Release automation workflows

Watch DF Releases

This workflow runs every 8 minutes and checks the Steam metadata, the Itch website, and the Bay 12 website for evidence of new releases. If a new release is found, it generates an announcement in a private channel on the DFHack Discord server.

Inside the watch-df-releases.yml workflow, there are separate jobs for watching Steam branches and watching the websites. For the Steam watcher, it takes configuration for:

  • which branches to watch

  • whether to kick off the Generate symbols workflow when a new release is found

  • whether to autodeploy to Steam when the Generate symbols workflow completes

The workflow has protections against concurrent runs, so if you suspect a new release is out, you can manually trigger the workflow to check. If the cron trigger happens to run the workflow at the same time, the second run will be paused while the first run completes.

Generate symbols

This workflow can be triggered manually or by the Watch DF Releases workflow. It downloads the specified DF version for the selected distribution platform(s) and OS target(s), then updates the symbol-table entries in symbols.xml.
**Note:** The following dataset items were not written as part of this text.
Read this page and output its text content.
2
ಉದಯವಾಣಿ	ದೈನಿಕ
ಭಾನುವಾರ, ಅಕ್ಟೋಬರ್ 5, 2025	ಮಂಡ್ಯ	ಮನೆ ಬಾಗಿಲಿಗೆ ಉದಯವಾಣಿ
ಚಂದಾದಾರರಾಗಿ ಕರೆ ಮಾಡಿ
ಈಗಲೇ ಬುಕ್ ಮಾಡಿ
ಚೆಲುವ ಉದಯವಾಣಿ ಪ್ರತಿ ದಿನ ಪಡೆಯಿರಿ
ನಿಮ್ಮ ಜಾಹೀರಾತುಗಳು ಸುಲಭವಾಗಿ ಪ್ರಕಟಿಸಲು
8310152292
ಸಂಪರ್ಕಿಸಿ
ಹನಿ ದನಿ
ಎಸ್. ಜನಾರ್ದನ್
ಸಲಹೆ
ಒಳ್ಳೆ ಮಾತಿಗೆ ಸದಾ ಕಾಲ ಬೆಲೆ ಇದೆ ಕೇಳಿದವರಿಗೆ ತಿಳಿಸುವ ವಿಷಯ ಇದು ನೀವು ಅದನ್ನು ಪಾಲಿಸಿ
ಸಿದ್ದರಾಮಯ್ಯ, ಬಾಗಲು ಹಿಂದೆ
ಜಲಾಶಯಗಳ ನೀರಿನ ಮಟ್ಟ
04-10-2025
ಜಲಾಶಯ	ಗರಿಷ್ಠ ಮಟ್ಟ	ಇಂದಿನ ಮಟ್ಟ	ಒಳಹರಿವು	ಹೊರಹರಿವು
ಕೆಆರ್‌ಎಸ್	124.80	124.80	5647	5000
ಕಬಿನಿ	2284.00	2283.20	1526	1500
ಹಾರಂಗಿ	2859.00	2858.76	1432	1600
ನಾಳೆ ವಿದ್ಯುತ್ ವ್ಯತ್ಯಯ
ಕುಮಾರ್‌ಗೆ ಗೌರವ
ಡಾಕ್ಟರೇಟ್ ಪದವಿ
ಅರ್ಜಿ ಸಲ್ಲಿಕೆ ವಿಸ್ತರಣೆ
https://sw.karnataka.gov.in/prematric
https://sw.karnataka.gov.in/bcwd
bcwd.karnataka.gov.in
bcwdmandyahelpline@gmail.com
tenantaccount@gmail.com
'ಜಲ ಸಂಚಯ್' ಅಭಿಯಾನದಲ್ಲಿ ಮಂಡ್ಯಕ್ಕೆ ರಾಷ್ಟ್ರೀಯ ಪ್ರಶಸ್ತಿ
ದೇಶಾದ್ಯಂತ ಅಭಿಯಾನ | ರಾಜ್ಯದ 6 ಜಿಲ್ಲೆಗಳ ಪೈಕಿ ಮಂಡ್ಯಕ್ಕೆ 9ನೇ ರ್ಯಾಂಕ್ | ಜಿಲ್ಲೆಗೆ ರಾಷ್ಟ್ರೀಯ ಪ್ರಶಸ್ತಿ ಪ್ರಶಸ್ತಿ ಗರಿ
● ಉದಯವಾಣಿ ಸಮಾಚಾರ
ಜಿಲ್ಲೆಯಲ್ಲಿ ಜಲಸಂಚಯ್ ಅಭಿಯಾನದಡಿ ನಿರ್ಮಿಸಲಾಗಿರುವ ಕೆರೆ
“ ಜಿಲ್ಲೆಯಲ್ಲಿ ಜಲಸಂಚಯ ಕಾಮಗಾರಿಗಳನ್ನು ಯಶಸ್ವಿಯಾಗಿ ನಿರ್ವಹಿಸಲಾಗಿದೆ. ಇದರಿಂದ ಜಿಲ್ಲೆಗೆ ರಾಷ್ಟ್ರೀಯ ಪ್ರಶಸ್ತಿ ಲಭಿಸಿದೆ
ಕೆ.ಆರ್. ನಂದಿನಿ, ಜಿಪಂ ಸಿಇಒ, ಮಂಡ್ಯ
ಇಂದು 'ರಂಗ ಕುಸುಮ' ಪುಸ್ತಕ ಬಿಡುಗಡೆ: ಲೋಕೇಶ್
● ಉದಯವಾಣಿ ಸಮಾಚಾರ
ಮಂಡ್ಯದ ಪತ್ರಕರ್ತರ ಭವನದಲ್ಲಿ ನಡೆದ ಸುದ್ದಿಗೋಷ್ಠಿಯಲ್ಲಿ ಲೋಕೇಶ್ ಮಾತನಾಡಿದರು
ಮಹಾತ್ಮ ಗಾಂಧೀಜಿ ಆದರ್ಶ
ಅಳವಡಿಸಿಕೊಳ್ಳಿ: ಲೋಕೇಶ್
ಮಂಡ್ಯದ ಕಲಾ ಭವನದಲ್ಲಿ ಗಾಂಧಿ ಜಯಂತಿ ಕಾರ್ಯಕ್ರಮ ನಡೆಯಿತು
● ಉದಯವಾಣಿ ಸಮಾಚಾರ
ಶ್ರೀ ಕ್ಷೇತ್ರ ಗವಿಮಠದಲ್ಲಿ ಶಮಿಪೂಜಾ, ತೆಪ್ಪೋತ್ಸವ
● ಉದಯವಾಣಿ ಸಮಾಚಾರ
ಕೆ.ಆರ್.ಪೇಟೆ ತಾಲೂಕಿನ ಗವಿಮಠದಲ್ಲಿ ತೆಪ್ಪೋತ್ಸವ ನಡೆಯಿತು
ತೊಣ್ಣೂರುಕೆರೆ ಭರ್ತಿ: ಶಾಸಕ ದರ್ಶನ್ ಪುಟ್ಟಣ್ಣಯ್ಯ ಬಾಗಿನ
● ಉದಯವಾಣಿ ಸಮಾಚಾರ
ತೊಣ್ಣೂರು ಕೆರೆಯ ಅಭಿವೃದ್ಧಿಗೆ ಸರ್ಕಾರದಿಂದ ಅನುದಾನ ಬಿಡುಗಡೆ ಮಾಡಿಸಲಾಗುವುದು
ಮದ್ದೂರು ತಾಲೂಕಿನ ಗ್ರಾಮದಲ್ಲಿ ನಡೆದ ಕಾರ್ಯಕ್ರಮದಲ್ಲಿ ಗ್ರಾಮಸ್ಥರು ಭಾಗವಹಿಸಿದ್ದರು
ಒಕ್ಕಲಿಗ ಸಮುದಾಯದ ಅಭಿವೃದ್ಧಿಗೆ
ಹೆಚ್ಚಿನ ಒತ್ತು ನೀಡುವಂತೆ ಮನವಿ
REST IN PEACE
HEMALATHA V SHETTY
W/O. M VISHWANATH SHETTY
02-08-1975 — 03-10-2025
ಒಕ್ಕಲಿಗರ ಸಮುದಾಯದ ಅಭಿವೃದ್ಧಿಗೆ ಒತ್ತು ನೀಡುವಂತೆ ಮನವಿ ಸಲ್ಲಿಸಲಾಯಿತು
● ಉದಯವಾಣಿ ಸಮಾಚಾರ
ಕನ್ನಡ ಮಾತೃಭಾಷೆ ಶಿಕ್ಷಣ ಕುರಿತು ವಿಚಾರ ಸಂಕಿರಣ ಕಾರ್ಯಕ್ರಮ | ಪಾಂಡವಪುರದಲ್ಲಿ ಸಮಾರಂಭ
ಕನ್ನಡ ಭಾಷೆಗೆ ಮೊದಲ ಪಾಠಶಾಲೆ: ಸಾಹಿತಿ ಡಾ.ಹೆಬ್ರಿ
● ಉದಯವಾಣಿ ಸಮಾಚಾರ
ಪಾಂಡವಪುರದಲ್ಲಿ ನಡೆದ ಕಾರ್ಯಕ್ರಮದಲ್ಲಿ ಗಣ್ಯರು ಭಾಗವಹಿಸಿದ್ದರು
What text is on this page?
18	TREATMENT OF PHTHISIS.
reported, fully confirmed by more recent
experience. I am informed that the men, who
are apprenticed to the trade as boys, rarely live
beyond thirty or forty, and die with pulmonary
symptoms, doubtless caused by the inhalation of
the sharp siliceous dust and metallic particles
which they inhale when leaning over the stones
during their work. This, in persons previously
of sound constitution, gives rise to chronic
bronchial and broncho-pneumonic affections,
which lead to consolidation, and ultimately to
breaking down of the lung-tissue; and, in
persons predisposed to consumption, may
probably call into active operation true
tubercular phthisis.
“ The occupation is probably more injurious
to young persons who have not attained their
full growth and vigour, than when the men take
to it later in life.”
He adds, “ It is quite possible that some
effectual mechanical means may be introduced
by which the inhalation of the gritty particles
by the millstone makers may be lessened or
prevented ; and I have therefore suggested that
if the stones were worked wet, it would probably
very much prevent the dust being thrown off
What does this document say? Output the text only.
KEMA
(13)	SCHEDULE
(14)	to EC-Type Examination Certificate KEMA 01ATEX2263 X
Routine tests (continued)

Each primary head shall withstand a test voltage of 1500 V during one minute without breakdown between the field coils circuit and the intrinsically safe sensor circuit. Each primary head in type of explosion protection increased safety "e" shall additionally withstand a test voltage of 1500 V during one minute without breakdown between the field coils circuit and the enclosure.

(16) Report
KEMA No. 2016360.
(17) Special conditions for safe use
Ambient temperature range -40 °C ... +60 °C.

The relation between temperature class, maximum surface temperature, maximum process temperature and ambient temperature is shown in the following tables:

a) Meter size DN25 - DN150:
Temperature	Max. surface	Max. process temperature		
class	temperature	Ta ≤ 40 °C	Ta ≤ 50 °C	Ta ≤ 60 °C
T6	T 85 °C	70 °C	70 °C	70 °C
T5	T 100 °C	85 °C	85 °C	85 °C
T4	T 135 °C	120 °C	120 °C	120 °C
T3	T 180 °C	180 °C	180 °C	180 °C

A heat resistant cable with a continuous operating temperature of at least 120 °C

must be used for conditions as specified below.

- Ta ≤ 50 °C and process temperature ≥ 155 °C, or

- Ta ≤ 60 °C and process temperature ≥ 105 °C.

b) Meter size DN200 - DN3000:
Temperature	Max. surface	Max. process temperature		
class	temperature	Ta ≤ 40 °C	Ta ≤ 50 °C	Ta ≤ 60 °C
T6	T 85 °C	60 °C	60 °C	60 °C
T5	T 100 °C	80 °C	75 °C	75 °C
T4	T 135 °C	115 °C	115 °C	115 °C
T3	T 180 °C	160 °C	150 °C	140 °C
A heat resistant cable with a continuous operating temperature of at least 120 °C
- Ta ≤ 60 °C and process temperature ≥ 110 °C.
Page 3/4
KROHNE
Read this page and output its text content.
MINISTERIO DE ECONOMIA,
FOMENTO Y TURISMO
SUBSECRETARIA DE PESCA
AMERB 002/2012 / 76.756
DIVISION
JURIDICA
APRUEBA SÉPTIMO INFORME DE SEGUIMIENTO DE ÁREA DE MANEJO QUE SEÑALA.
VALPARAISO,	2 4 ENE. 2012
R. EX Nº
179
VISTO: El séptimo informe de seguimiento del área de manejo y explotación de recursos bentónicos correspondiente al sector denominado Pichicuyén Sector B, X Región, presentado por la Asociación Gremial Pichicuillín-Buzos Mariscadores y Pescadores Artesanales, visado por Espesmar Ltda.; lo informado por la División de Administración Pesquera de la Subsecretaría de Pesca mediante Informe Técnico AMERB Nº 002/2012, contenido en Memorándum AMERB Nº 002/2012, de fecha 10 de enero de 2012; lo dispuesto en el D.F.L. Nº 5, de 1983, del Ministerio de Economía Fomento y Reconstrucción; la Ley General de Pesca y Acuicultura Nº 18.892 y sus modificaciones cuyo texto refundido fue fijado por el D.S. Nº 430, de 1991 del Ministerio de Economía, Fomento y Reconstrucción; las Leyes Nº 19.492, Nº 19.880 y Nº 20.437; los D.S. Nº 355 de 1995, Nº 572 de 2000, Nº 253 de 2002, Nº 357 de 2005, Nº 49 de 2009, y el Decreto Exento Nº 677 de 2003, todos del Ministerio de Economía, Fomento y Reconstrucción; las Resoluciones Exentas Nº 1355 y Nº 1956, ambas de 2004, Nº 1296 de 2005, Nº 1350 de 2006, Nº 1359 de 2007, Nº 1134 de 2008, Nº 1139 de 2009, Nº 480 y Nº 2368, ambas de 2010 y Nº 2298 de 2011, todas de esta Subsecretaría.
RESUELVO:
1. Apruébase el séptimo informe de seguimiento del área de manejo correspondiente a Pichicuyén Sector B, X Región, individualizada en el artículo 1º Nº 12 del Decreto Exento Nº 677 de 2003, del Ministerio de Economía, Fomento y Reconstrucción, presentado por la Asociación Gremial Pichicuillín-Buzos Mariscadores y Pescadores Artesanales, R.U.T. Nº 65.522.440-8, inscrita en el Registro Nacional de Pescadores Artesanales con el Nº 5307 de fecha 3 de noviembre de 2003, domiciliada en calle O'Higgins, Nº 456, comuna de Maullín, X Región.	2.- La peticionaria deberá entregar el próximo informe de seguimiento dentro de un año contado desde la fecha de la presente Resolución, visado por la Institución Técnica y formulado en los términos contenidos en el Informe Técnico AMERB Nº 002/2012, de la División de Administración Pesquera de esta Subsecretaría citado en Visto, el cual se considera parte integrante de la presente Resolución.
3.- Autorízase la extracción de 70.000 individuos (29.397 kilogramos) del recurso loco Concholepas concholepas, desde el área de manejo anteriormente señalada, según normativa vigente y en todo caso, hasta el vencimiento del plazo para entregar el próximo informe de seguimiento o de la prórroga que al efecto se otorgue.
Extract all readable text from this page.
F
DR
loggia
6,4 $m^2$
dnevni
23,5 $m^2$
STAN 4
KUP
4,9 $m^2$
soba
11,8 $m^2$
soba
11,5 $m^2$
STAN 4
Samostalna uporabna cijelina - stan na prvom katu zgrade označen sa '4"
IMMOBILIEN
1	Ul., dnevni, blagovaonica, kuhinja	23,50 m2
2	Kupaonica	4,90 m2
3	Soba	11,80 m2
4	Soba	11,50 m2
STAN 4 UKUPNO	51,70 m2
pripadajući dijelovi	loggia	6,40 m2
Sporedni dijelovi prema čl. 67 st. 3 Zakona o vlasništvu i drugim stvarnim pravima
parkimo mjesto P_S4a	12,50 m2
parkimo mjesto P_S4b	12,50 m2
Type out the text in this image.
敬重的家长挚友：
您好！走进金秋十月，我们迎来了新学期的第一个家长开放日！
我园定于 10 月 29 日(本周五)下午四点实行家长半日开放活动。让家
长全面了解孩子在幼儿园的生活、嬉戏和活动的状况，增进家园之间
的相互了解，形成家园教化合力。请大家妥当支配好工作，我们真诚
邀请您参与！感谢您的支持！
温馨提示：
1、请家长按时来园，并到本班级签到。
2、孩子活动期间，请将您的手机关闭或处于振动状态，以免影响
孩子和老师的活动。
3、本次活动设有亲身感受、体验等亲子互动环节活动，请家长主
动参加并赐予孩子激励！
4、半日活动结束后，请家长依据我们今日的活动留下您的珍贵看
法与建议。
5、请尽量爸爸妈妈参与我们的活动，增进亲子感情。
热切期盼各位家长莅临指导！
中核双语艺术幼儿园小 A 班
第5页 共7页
If the distribution platform is Steam, it can also autodetect the DF version by extracting the version string from the DF title screen data.

For Linux, it always builds DFHack – just the core library (no plugins) – and generates symbols via the devel/dump-offsets and devel/scan-vtables scripts.

For Windows, we extract symbol data via static analysis, so the workflow only builds DFHack if it needs to autodetect the DF version.

Once the symbols.xml file is updated, the workflow commits the changes to the specified df-structures branch and updates the xml submodule ref in the specified DFHack/dfhack branch. If a deploy Steam branch is specified, it also launches the Deploy to Steam workflow.

Deploy to GitHub

github-release.yml can be triggered manually or automatically by creating a new release version tag in git. It builds DFHack with the release configuration, packages the aritifacts for GitHub, creates a new GitHub release, and uploads the packages to the GitHub release page.

It uses text in .github/release_template.md to generate the release notes, and appends the changelog contents for the tagged version.

If you need to re-tag the release to fix a mistake, it will automatically run again and replace the binaries attached to the GitHub release for the tagged version. It will not overwrite the release notes, though, to preserve any edits you may have made in the GitHub UI. If you want it to completely regenerate the release notes, you can delete the release before you re-tag the version.

GitHub releases end up here: https://github.com/DFHack/dfhack/releases.

Deploy to Steam

steam-deploy.yml can be triggered manually or automatically by creating a new release version tag in git. It builds DFHack with the release configuration, packages the aritifacts for Steam, and uploads them to the specified Steam branch.

The workflow caches steamcmd to speed the deployment up by 30s or so. Otherwise, steamcmd would have to be downloaded and updated every time the workflow runs.

Steam releases end up here: https://partner.steamgames.com/apps/builds/2346660. The “version” you specified for the workflow is used as the “description” for the build.

Maintenance workflows

Update submodules

update-submodules.yml runs daily, or can be run manually as needed. It checks DFHack submodules for new commits on the main branches and updates the submodule refs in the DFHack develop branch.

You generally should not run this workflow for anything other than the develop branch, as it will overwrite any changes you have made to the submodule refs in other branches.

Clean up PR caches

This workflow runs automatically whenever a PR is closed or merged. It removes caches created for the PR so they don’t take up quota.

Note that if you merge a PR before all the workflows have completed, the caches may be created after this workflow runs. In that case, the caches will be orphaned and will be purged by GitHub’s cache eviction policy after 2 weeks.